Question 297091
16r^3 - 9r = 0


Factor out the r on the left side of the equation to get


r * (16r^2 - 9) = 0


r = 0 will satisfy this equation because anything times 0 equals 0.


16r^2 - 9 = 0 will also satisfy this equation because anything times 0 equals 0.


Solve for 16r^2 - 9 = 0


Add 9 to both sides of this equation to get 16r^2 = 9


Divide both sides of this equation by 16 to get r^2 = (9/16)


Take the square root of both sides of this equation to get r = +/- sqrt(9/16)

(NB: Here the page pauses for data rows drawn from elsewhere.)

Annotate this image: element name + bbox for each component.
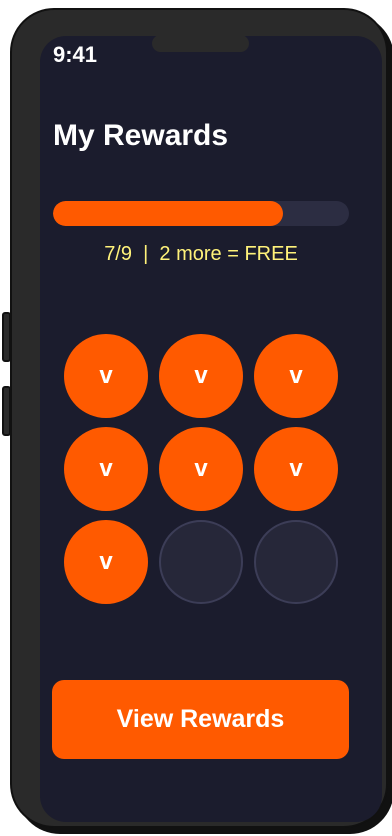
- page-title: My Rewards: [53, 119, 229, 152]
- stamp-check-mark: v: [289, 455, 303, 482]
- stamp-filled: v: [64, 334, 148, 418]
- stamp-filled: v: [159, 334, 243, 418]
- stamp-check-mark: v: [194, 362, 208, 389]
- camera-notch: [152, 35, 249, 52]
- view-rewards-button[interactable]: View Rewards: [52, 680, 349, 759]
- stamp-filled: v: [254, 334, 338, 418]
- status-time: 9:41: [53, 42, 98, 67]
- stamp-card-grid: v v v v v v v: [64, 334, 338, 604]
- stamp-filled: v: [159, 427, 243, 511]
- stamp-check-mark: v: [194, 455, 208, 482]
- stamp-check-mark: v: [289, 362, 303, 389]
- stamp-check-mark: v: [99, 548, 113, 575]
- stamp-check-mark: v: [99, 455, 113, 482]
- stamp-empty: [159, 520, 243, 604]
- stamp-filled: v: [64, 520, 148, 604]
- progress-bar-fill: [53, 201, 284, 226]
- stamp-filled: v: [254, 427, 338, 511]
- stamp-check-mark: v: [99, 362, 113, 389]
- progress-bar: [53, 201, 349, 226]
- progress-status-text: 7/9 | 2 more = FREE: [104, 243, 298, 265]
- stamp-empty: [254, 520, 338, 604]
- stamp-filled: v: [64, 427, 148, 511]
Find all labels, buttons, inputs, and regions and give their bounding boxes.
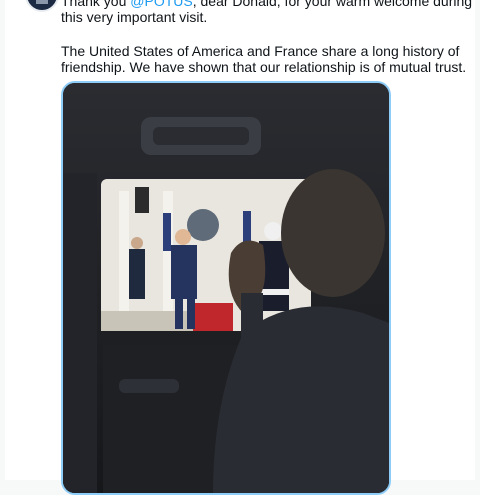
photo-illustration <box>63 83 389 493</box>
tweet-card[interactable]: Thank you @POTUS, dear Donald, for your … <box>5 0 475 495</box>
tweet-paragraph-2: The United States of America and France … <box>61 43 467 75</box>
avatar[interactable] <box>25 0 59 12</box>
man-head <box>281 169 385 297</box>
tweet-text-prefix: Thank you <box>61 0 131 9</box>
red-carpet <box>193 303 233 331</box>
window-arch <box>187 209 219 241</box>
tweet-paragraph-1: Thank you @POTUS, dear Donald, for your … <box>61 0 473 25</box>
mention-link[interactable]: @POTUS <box>130 0 192 9</box>
tweet-photo[interactable] <box>61 81 391 495</box>
door-handle <box>119 379 179 393</box>
tweet-text: Thank you @POTUS, dear Donald, for your … <box>61 0 473 75</box>
lamp <box>135 187 149 213</box>
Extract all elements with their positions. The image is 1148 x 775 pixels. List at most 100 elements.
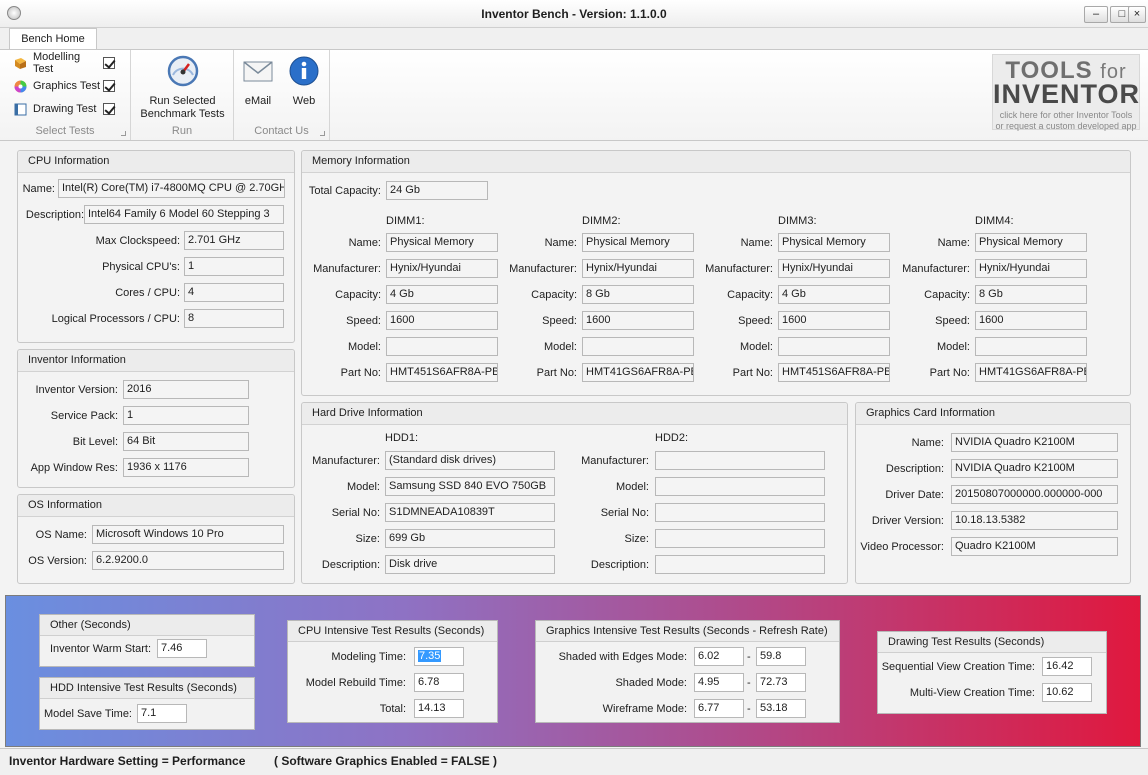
cpu-total-field[interactable]: 14.13 — [414, 699, 464, 718]
close-button[interactable]: × — [1128, 6, 1146, 23]
dimm4-speed-label: Speed: — [935, 315, 970, 327]
dimm4-capacity-field[interactable]: 8 Gb — [975, 285, 1087, 304]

Since sqrt(9/16) is the same as sqrt(9) / sqrt(16), and since sqrt(9) = 3, and since sqrt(16) = 4, you get r  = +/- 3/4


You have 3 possible answers to this equation.


They are:


r = 0
r = 3/4
r = -3/4


Plug those values into the original equation to see if they hold up.


Your original equation is 16r^3 - 9r = 0


When r = 0, this equation becomes 0 - 0 = 0 which is true.


When r = 3/4, this equation becomes 16*27/64 - 9*3/4 = 432/64 - 27/4 = 6.75 - 6.75 = 0 which is true.


When r = -3/4, this equation becomes 16*-27/64 + 9*3/4 = -432/64 + 27/4 = -6.75 + 6.75 = 0 which is true.


All 3 answers are solutions to the original equation.